Find the derivative with respect to x of the following functions :
(a) `F(x) = int_(x^(2))^(x^(3)) "In t dt " (x gt 0)`
(b) `f(x) = int_(1//x)^(sqrt(x)) cos (t^(2)) dt (x gt 0)`

To find the derivatives of the given functions, we will use the Fundamental Theorem of Calculus and the chain rule.

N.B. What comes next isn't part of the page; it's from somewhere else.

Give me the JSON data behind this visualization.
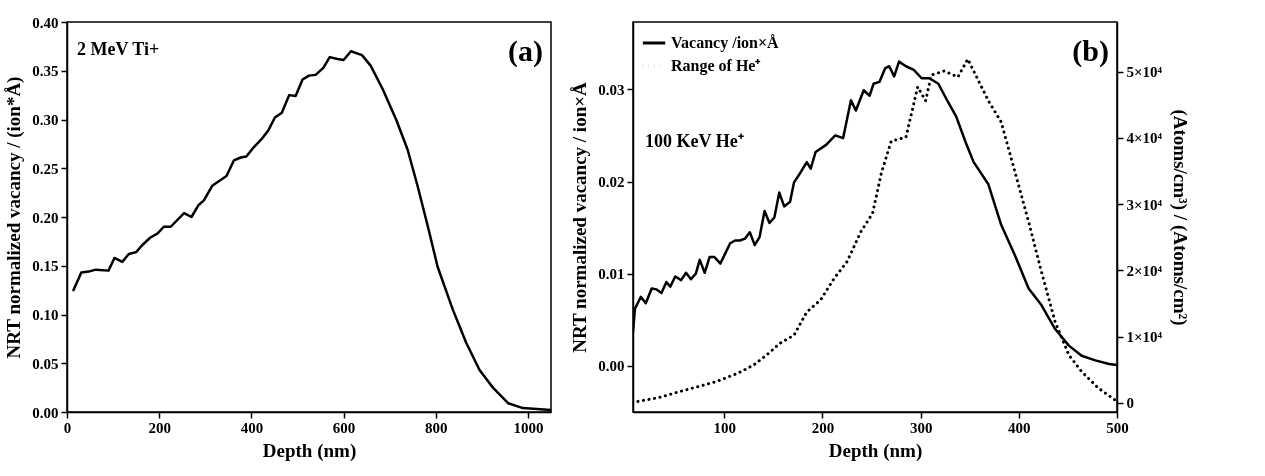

Let's solve each part step by step. ### Part (a): Given: \[ F(x) = \int_{x^2}^{x^3} \ln(t) \, dt \] **Step 1: Identify the limits of integration and the integrand.** - The lower limit is \( h(x) = x^2 \) - The upper limit is \( g(x) = x^3 \) - The integrand is \( f(t) = \ln(t) \) **Step 2: Apply the Leibniz rule for differentiation under the integral sign.** According to the Leibniz rule: \[ F'(x) = f(g(x)) \cdot g'(x) - f(h(x)) \cdot h'(x) \] **Step 3: Compute \( g'(x) \) and \( h'(x) \).** - \( g'(x) = \frac{d}{dx}(x^3) = 3x^2 \) - \( h'(x) = \frac{d}{dx}(x^2) = 2x \) **Step 4: Evaluate \( f(g(x)) \) and \( f(h(x)) \).** - \( f(g(x)) = f(x^3) = \ln(x^3) = 3\ln(x) \) - \( f(h(x)) = f(x^2) = \ln(x^2) = 2\ln(x) \) **Step 5: Substitute these values into the Leibniz rule.** \[ F'(x) = (3\ln(x)) \cdot (3x^2) - (2\ln(x)) \cdot (2x) \] \[ F'(x) = 9x^2 \ln(x) - 4x \ln(x) \] **Step 6: Simplify the expression.** \[ F'(x) = (9x^2 - 4x) \ln(x) \] ### Final Answer for Part (a): \[ F'(x) = (9x^2 - 4x) \ln(x) \] --- ### Part (b): Given: \[ f(x) = \int_{\frac{1}{x}}^{\sqrt{x}} \cos(t^2) \, dt \] **Step 1: Identify the limits of integration and the integrand.** - The lower limit is \( h(x) = \frac{1}{x} \) - The upper limit is \( g(x) = \sqrt{x} \) - The integrand is \( f(t) = \cos(t^2) \) **Step 2: Apply the Leibniz rule for differentiation under the integral sign.** \[ f'(x) = f(g(x)) \cdot g'(x) - f(h(x)) \cdot h'(x) \] **Step 3: Compute \( g'(x) \) and \( h'(x) \).** - \( g'(x) = \frac{d}{dx}(\sqrt{x}) = \frac{1}{2\sqrt{x}} \) - \( h'(x) = \frac{d}{dx}\left(\frac{1}{x}\right) = -\frac{1}{x^2} \) **Step 4: Evaluate \( f(g(x)) \) and \( f(h(x)) \).** - \( f(g(x)) = f(\sqrt{x}) = \cos((\sqrt{x})^2) = \cos(x) \) - \( f(h(x)) = f\left(\frac{1}{x}\right) = \cos\left(\left(\frac{1}{x}\right)^2\right) = \cos\left(\frac{1}{x^2}\right) \) **Step 5: Substitute these values into the Leibniz rule.** \[ f'(x) = \cos(x) \cdot \frac{1}{2\sqrt{x}} - \cos\left(\frac{1}{x^2}\right) \cdot \left(-\frac{1}{x^2}\right) \] \[ f'(x) = \frac{\cos(x)}{2\sqrt{x}} + \frac{1}{x^2} \cos\left(\frac{1}{x^2}\right) \] ### Final Answer for Part (b): \[ f'(x) = \frac{\cos(x)}{2\sqrt{x}} + \frac{1}{x^2} \cos\left(\frac{1}{x^2}\right) \] ---